Does the symmetric decreasing rearrangement of a smooth function preserve smoothness?

Question

Let $A\subset \mathbb{R}^n$ a Borel set of finite Lebesgue measure. They define $A^*$ to be the ball centered at 0 with the same measure that $A$.

The symmetric-decreasing rearrangement of a measurable function $f:\mathbb{R}^n \to \mathbb{R}$ is then defined by

$$f^*(x):=\int_0^{\infty} \chi_{\{|f|>t\}^*}(x)dt,$$

by comparison to the "layercake" representation of $f$, namely $$f(x)=\int_0^{\infty} \chi_{\{f>t\}}(x)dt.$$

Note that one can equally define $f^*$ to be the radial symmetric, decreasing function such that the level sets of $f^*$ and $f$ have the same measure (or volume).

I don't know why, but it always occurs to me that the rearrangement process is a regularizing process.

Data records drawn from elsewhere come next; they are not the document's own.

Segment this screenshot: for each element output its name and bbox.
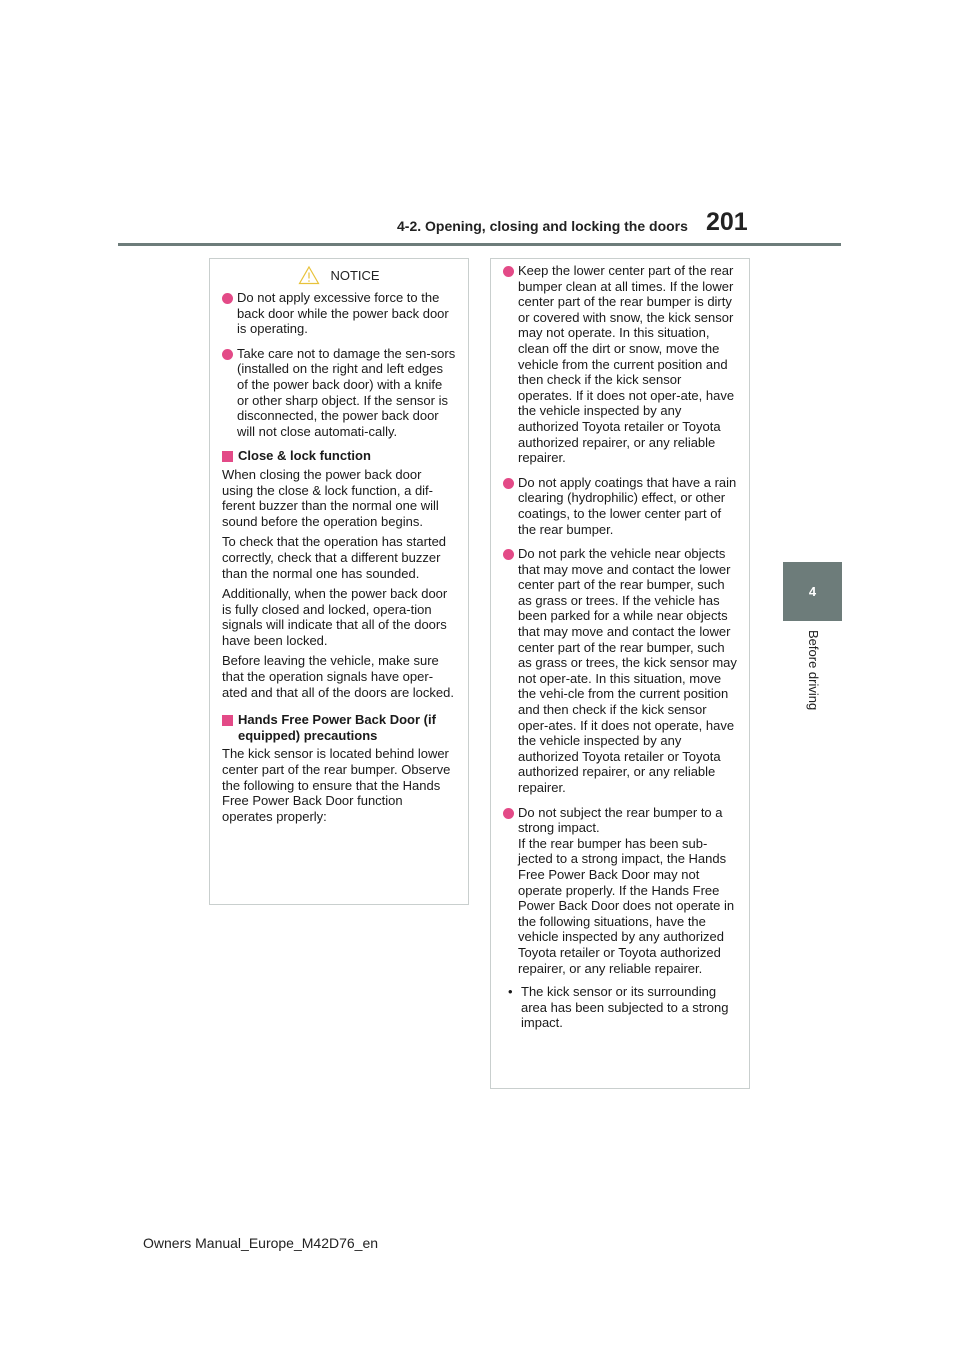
notice-bullet bbox=[503, 475, 737, 537]
bullet-text: Do not park the vehicle near objects that may move and contact the lower center part of the rear bumper, such as grass or trees. If the vehicle has been parked for a while near objects that may move and contact the lower center part of the rear bumper, such as grass or trees, the kick sensor may not oper-ate. In this situation, move the vehi-cle from the current position and then check if the kick sensor oper-ates. If it does not operate, have the vehicle inspected by any authorized Toyota retailer or Toyota authorized repairer, or any reliable repairer. bbox=[518, 546, 737, 795]
notice-bullet bbox=[222, 346, 456, 440]
bullet-text-detail: If the rear bumper has been sub-jected to a strong impact, the Hands Free Power Back Door may not operate properly. If the Hands Free Power Back Door does not operate in the following situations, have the vehicle inspected by any authorized Toyota retailer or Toyota authorized repairer, or any reliable repairer. bbox=[518, 835, 735, 976]
close-lock-paragraph: Additionally, when the power back door is fully closed and locked, opera-tion signals will indicate that all of the doors have been locked. bbox=[222, 586, 448, 648]
situation-item bbox=[503, 984, 737, 1031]
notice-box-right bbox=[490, 258, 750, 1089]
bullet-dot-icon bbox=[503, 478, 514, 489]
close-lock-heading: Close & lock function bbox=[222, 448, 456, 464]
notice-title: NOTICE bbox=[330, 267, 380, 283]
notice-bullet bbox=[503, 546, 737, 796]
bullet-dot-icon bbox=[503, 549, 514, 560]
section-title: 4-2. Opening, closing and locking the doors bbox=[397, 218, 688, 234]
hands-free-paragraph: The kick sensor is located behind lower center part of the rear bumper. Observe the following to ensure that the Hands Free Power Back Door function operates properly: bbox=[222, 746, 451, 824]
bullet-text: Keep the lower center part of the rear bumper clean at all times. If the lower center part of the rear bumper is dirty or covered with snow, the kick sensor may not operate. In this situation, clean off the dirt or snow, move the vehicle from the current position and then check if the kick sensor operates. If it does not oper-ate, have the vehicle inspected by any authorized Toyota retailer or Toyota authorized repairer, or any reliable repairer. bbox=[518, 263, 735, 466]
warning-triangle-icon bbox=[298, 265, 320, 285]
notice-bullet bbox=[503, 805, 737, 977]
chapter-label: Before driving bbox=[806, 630, 821, 711]
bullet-dot-icon bbox=[222, 293, 233, 304]
footer-text: Owners Manual_Europe_M42D76_en bbox=[143, 1235, 379, 1251]
bullet-dot-icon bbox=[503, 808, 514, 819]
dot-bullet-icon: • bbox=[508, 984, 513, 1000]
bullet-dot-icon bbox=[222, 349, 233, 360]
close-lock-paragraph: Before leaving the vehicle, make sure that the operation signals have oper-ated and that all of the doors are locked. bbox=[222, 653, 454, 700]
chapter-tab: 4 bbox=[783, 562, 842, 621]
notice-bullet bbox=[503, 263, 737, 466]
hands-free-heading: Hands Free Power Back Door (if equipped) precautions bbox=[222, 712, 456, 743]
notice-bullet bbox=[222, 290, 456, 337]
bullet-dot-icon bbox=[503, 266, 514, 277]
close-lock-paragraph: To check that the operation has started correctly, check that a different buzzer than the normal one has sounded. bbox=[222, 534, 447, 581]
notice-box-left bbox=[209, 258, 469, 905]
situation-text: The kick sensor or its surrounding area has been subjected to a strong impact. bbox=[521, 984, 729, 1031]
bullet-text: Do not apply coatings that have a rain clearing (hydrophilic) effect, or other coatings, to the lower center part of the rear bumper. bbox=[518, 474, 737, 537]
square-bullet-icon bbox=[222, 451, 233, 462]
bullet-text: Do not apply excessive force to the back door while the power back door is operating. bbox=[237, 290, 449, 337]
page-number: 201 bbox=[706, 208, 748, 236]
square-bullet-icon bbox=[222, 715, 233, 726]
bullet-text: Take care not to damage the sen-sors (installed on the right and left edges of the power back door) with a knife or other sharp object. If the sensor is disconnected, the power back door will not close automati-cally. bbox=[237, 345, 456, 439]
bullet-text: Do not subject the rear bumper to a strong impact. bbox=[518, 804, 723, 836]
close-lock-paragraph: When closing the power back door using the close & lock function, a dif-ferent buzzer than the normal one will sound before the operation begins. bbox=[222, 466, 439, 529]
notice-header bbox=[222, 260, 456, 290]
header-rule bbox=[118, 243, 841, 246]
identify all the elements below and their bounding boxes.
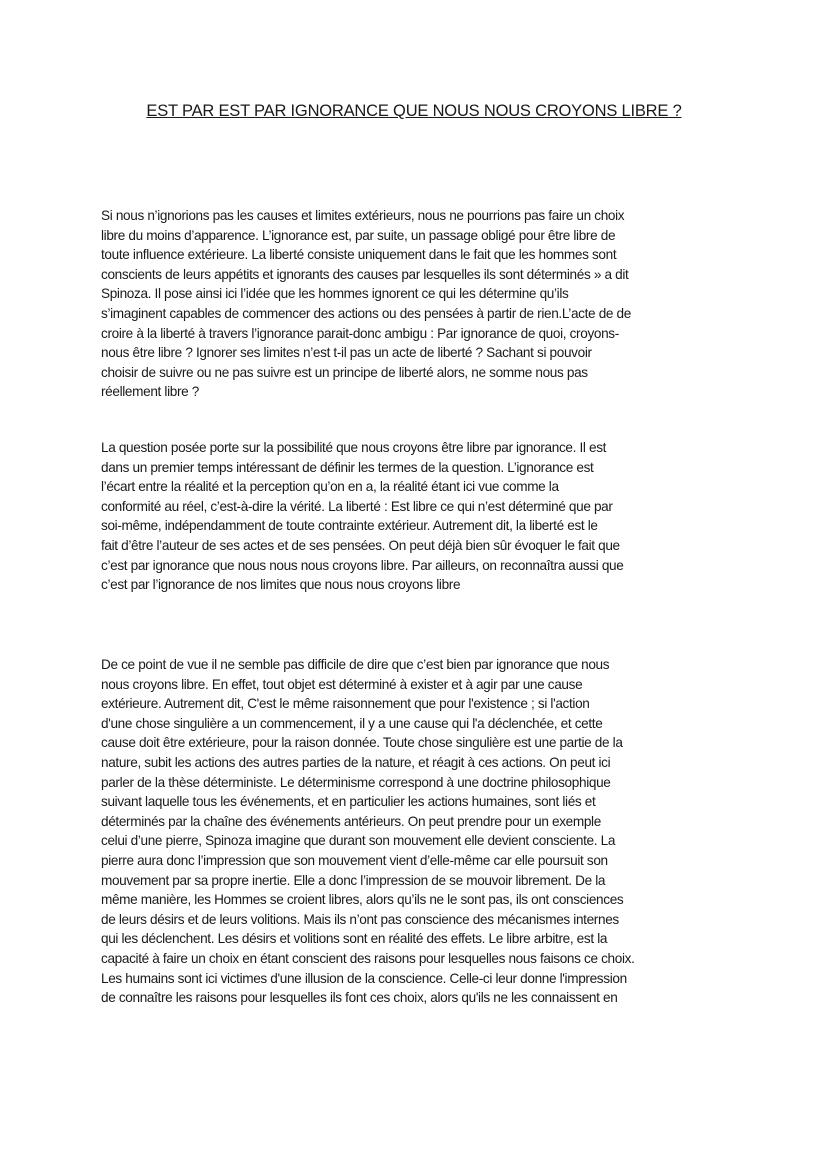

Here's my question: If $f$ is $k$ times continuously differentiable, does it follow that $f^*$ possesses the same regularity?

Answer 1

In general the answer is no, it does not. A counter-example is the following. Given parabola $f$ (which is differentiable infinitely many times) on the interval $(-1,1)$, it has a symmetric decreasing rearrangement $f^*$ which is not differentiable at $0$. So for functions from $C^k$ we can guarantee just $PC^k$ (partially continuous of degree $k$). But if given function $f$ is monotone then, I think, your suggestion would be true.